IBM Still Leads Top 500 Supercomputers

Yesterday, amid all the news emerging from the International Supercomputing Conference in Dresden, IBM claimed it had already developed a new BlueGene model that had surpassed the one petaflop barrier - one quadrillion sustained operations per second. But it may be another five months before that fact is verified by the University of Mannheim, which today recorded the 65,536 x2-core BlueGene/L as holding the lead in its Top 500 Supercomputers list, with an unchanged rating of 280,600 gigaflops per second.

During that time, others are seeking to beat IBM to the one petaflop milestone, including Sun as BetaNews reported yesterday. In the meantime, the pecking order among the world's fastest processing clusters hasn't changed much.

The big winner in today's list appears to be the Oak Ridge National Laboratories, which upgraded its Cray XT3 to an XT4, and in so doing catapulted last November's #12 machine up into the #2 spot, with a rating of 101,700. That figure just barely bumps the former #2, a Cray Red Storm built by Sandia National Laboratories at 101,400, down one peg; but it also gives AMD Opteron processors two of the top three positions.

Twice each year, the rankings of 500 of the world's supercomputers are assessed by the University of Mannheim in association with Berkeley National Laboratory and the University of Tennessee, Knoxville. Their figures are then sorted by tested clusters' maximal observed peak performance, in gigaflops (GFlops, or billions of floating-point operations per second). This performance is called the "Rmax rating," although Mannheim does publish theoretical mean performance as a comparison.


IBM's BlueGene/L Supercomputer, built for Lawrence Livermore National Laboratories. The winner, and still champion: IBM's BlueGene/L, the 2,500-square-foot colossus built for Lawrence Livermore National Laboratories by Watson Research Center. (Courtesy IBM)

Bragging rights are what the Top 500 list is all about. To that end, Intel may feel a little sting, with its fastest x86 processor-based supercomputer knocked down to #8 - a Dell PowerEdge 1955 system built by NCSA (an abbreviation you used to read a lot about, back when they were the ones that made the only Web browser: Mosaic). Itanium architecture still powers an SGI-built Altrix 4700, but it was knocked down two pegs to #10.

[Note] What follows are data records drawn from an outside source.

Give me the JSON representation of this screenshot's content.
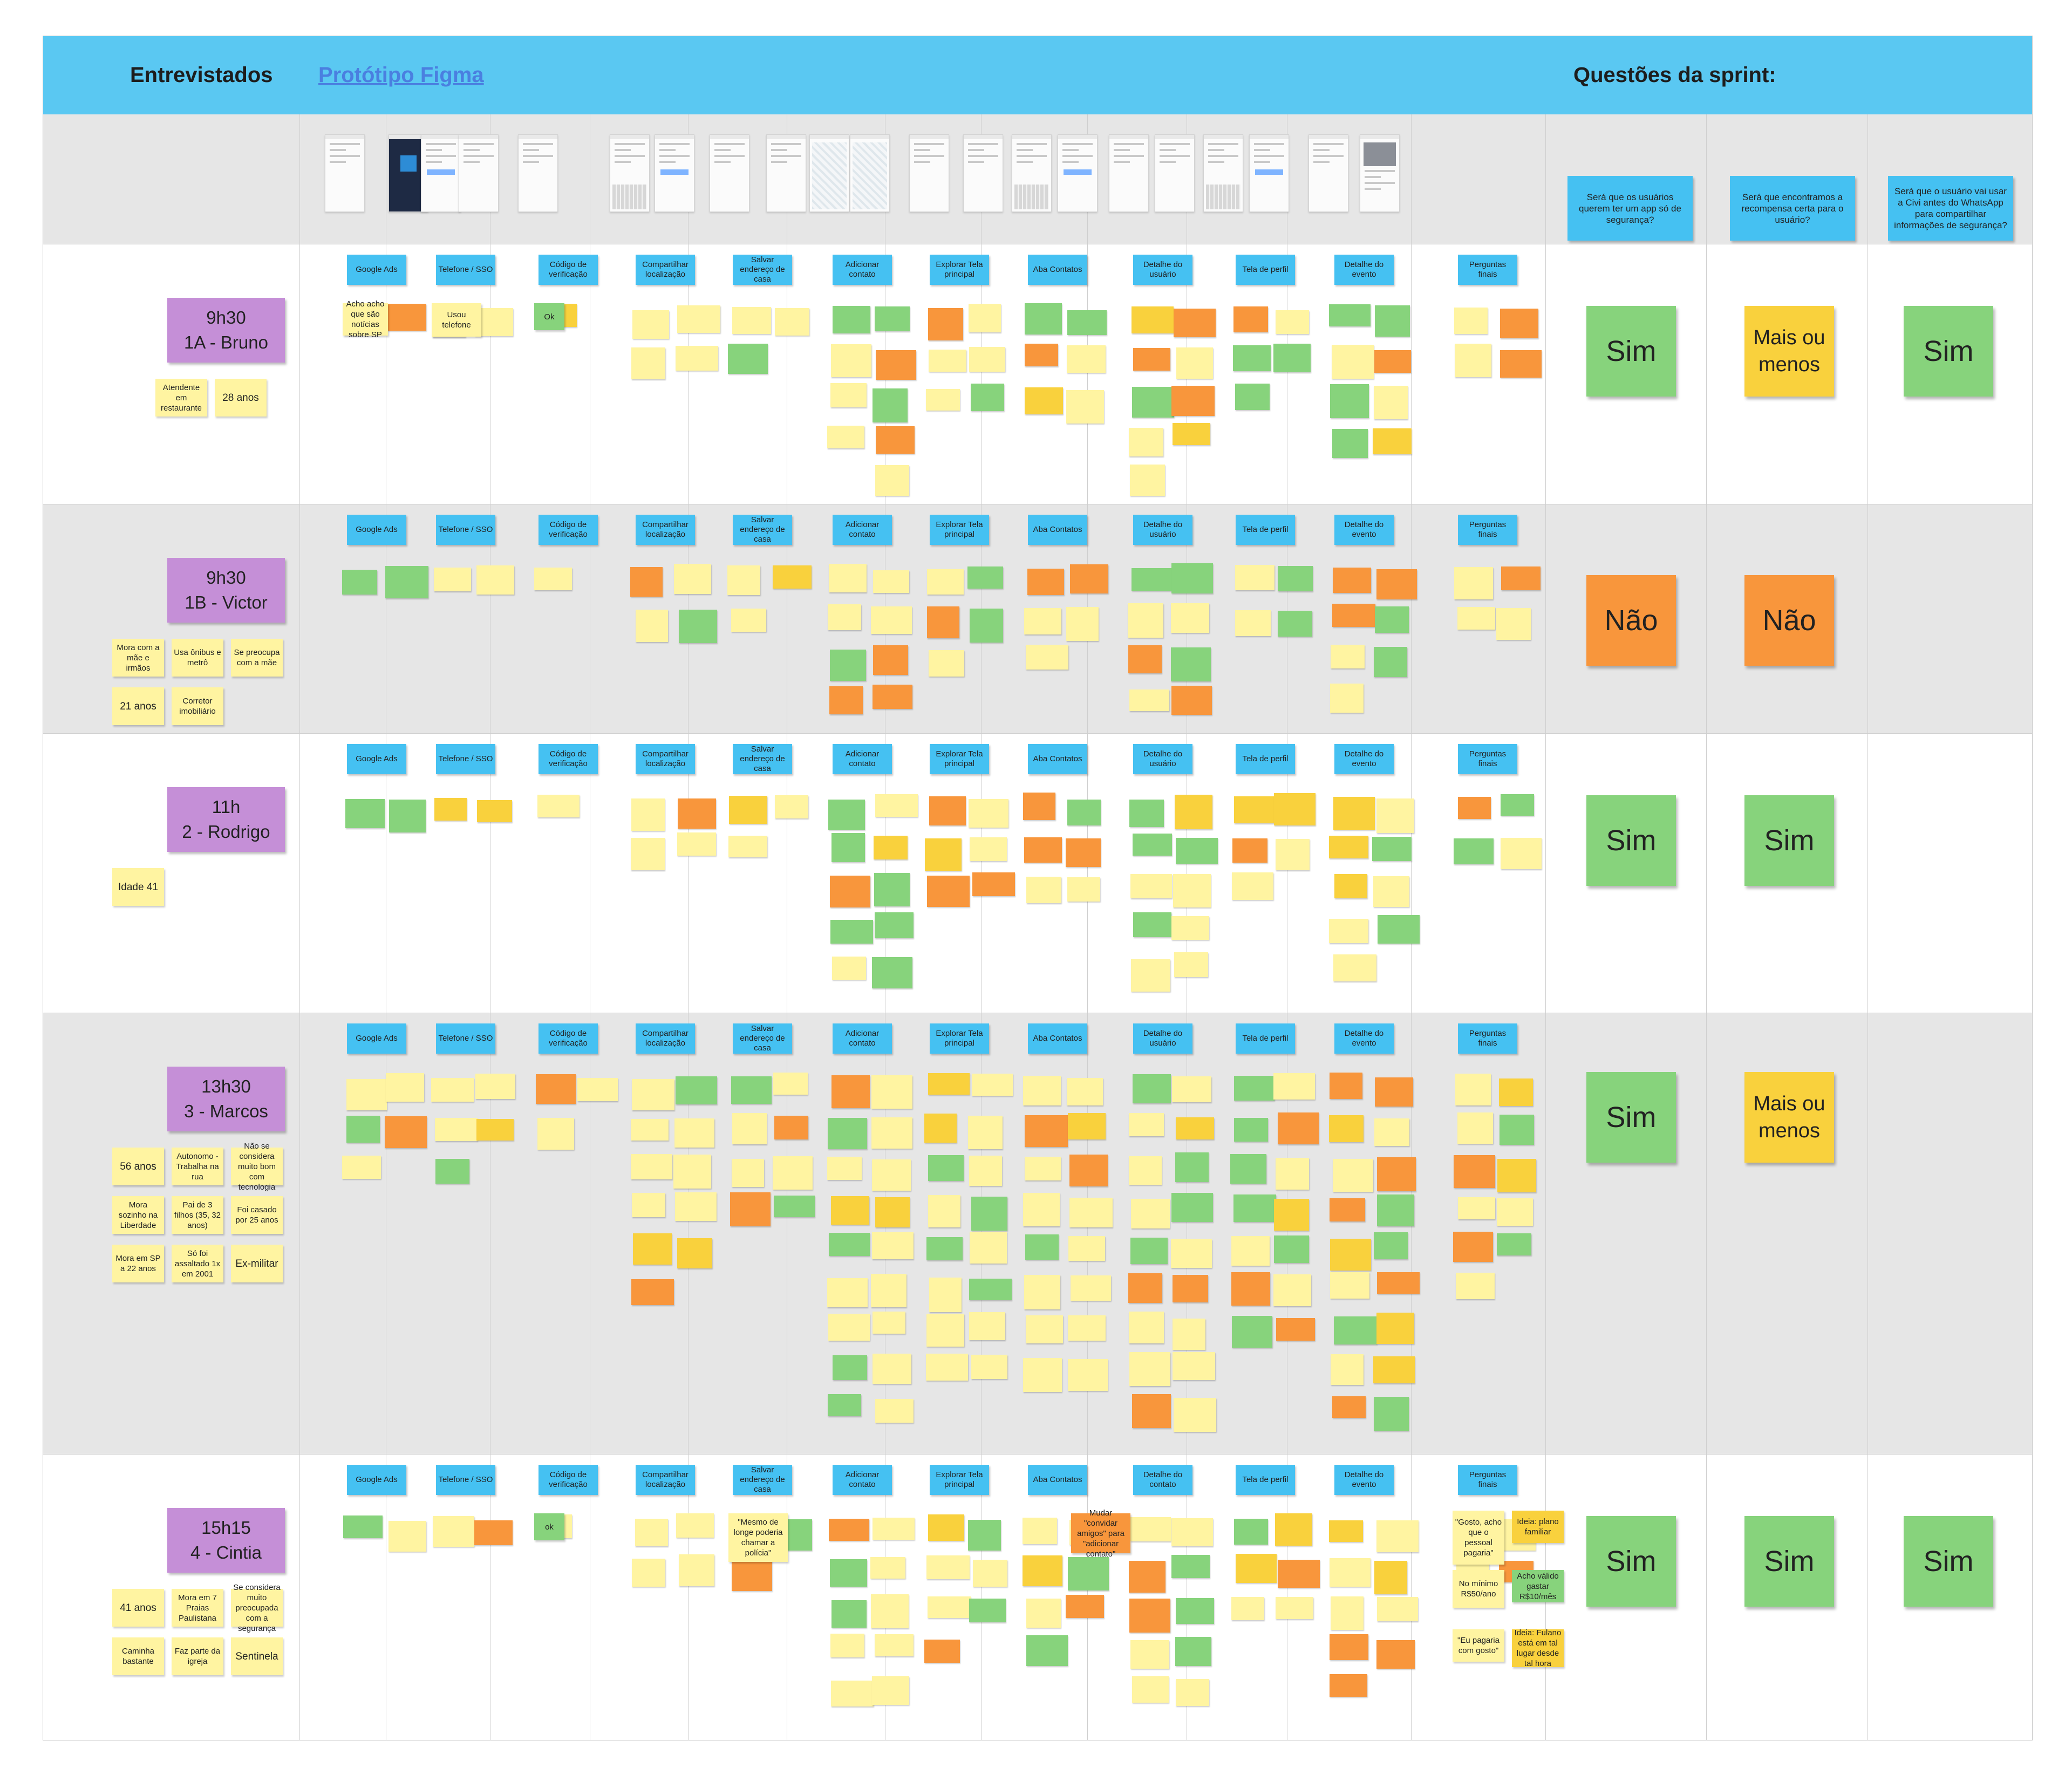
{
  "header": {
    "title": "Entrevistados",
    "prototype_link": "Protótipo Figma",
    "sprint_questions_title": "Questões da sprint:"
  },
  "questions": [
    "Será que os usuários querem ter um app só de segurança?",
    "Será que encontramos a recompensa certa para o usuário?",
    "Será que o usuário vai usar a Civi antes do WhatsApp para compartilhar informações de segurança?"
  ],
  "columns": [
    "Google Ads",
    "Telefone / SSO",
    "Código de verificação",
    "Compartilhar localização",
    "Salvar endereço de casa",
    "Adicionar contato",
    "Explorar Tela principal",
    "Aba Contatos",
    "Detalhe do usuário",
    "Tela de perfil",
    "Detalhe do evento",
    "Perguntas finais"
  ],
  "participants": [
    {
      "time": "9h30",
      "name": "1A - Bruno",
      "notes": [
        "Atendente em restaurante",
        "28 anos"
      ],
      "answers": [
        "Sim",
        "Mais ou menos",
        "Sim"
      ],
      "label_overrides": {},
      "readable": {
        "ads": "Acho acho que são notícias sobre SP",
        "phone": "Usou telefone",
        "code": "Ok"
      }
    },
    {
      "time": "9h30",
      "name": "1B - Victor",
      "notes": [
        "Mora com a mãe e irmãos",
        "Usa ônibus e metrô",
        "Se preocupa com a mãe",
        "21 anos",
        "Corretor imobiliário"
      ],
      "answers": [
        "Não",
        "Não",
        ""
      ],
      "label_overrides": {},
      "readable": {}
    },
    {
      "time": "11h",
      "name": "2 - Rodrigo",
      "notes": [
        "Idade 41"
      ],
      "answers": [
        "Sim",
        "Sim",
        ""
      ],
      "label_overrides": {},
      "readable": {}
    },
    {
      "time": "13h30",
      "name": "3 - Marcos",
      "notes": [
        "56 anos",
        "Autonomo - Trabalha na rua",
        "Não se considera muito bom com tecnologia",
        "Mora sozinho na Liberdade",
        "Pai de 3 filhos (35, 32 anos)",
        "Foi casado por 25 anos",
        "Mora em SP a 22 anos",
        "Só foi assaltado 1x em 2001",
        "Ex-militar"
      ],
      "answers": [
        "Sim",
        "Mais ou menos",
        ""
      ],
      "label_overrides": {},
      "readable": {
        "ads": "",
        "code": ""
      }
    },
    {
      "time": "15h15",
      "name": "4 - Cintia",
      "notes": [
        "41 anos",
        "Mora em 7 Praias Paulistana",
        "Se considera muito preocupada com a segurança",
        "Caminha bastante",
        "Faz parte da igreja",
        "Sentinela"
      ],
      "answers": [
        "Sim",
        "Sim",
        "Sim"
      ],
      "label_overrides": {
        "8": "Detalhe do contato"
      },
      "readable": {
        "code": "ok",
        "final1": "\"Gosto, acho que o pessoal pagaria\"",
        "final2": "Ideia: plano familiar",
        "final3": "No mínimo R$50/ano",
        "final4": "Acho válido gastar R$10/mês",
        "final5": "\"Eu pagaria com gosto\"",
        "final6": "Ideia: Fulano está em tal lugar desde tal hora",
        "salvar": "\"Mesmo de longe poderia chamar a polícia\"",
        "contatos": "Mudar \"convidar amigos\" para \"adicionar contato\""
      }
    }
  ],
  "colors": {
    "header": "#5ac8f2",
    "label": "#45c1f2",
    "participant": "#c58fd7",
    "yes": "#87d37c",
    "no": "#f8963c",
    "maybe": "#f9d13d",
    "note_yellow": "#fff4a1"
  }
}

What bumped these Intel-based systems? IBM Power processor-based systems, for the most part. They now hold six of the top 10 slots, and 22 of the top 50 slots, with 85 entries in the Top 500 altogether. In total, IBM manufactured 192 of the Top 500 machines, including Intel- and AMD-based clusters.

In the all-important race between AMD and Intel, it's Intel that can still claim the greatest number of overall processing engines on the list, with 287. That's up from 263 back in November, while AMD ceded six slots, down to 107. Intel is competing with three different processor architectures: its x86 (EM64T), and 32- and 64-bit Itaniums. AMD has only its x86 Opteron architecture, so it's still holding its own fairly well. Power processors actually also ceded six slots from November, down to 85.

In the supercomputing field, Microsoft has yet to make a serious dent. Windows Compute Cluster Server 2003 powered only two machines on the list, the highest ranking one at #106, a Dell PowerEdge 1955 with 1,860 processors, scoring 8997.

Various distributions of Linux, meanwhile, ran on 431 of the Top 500 clusters, with UNIX flavors on 67. Among those, Mac OS X powered three this time around, including a homemade Xserve cluster built for COLSA Corporation. Sadly, though, it's been bumped down from #28 to #50, holding its score of 16,180.

IBM is touting its upcoming BlueGene/P as nearly three times faster than BlueGene/L, and breaking the all-important petaflop barrier. It doesn't take a supercomputer to find out that three times BlueGene/L's current score would only take model P 84% of the way to that mark.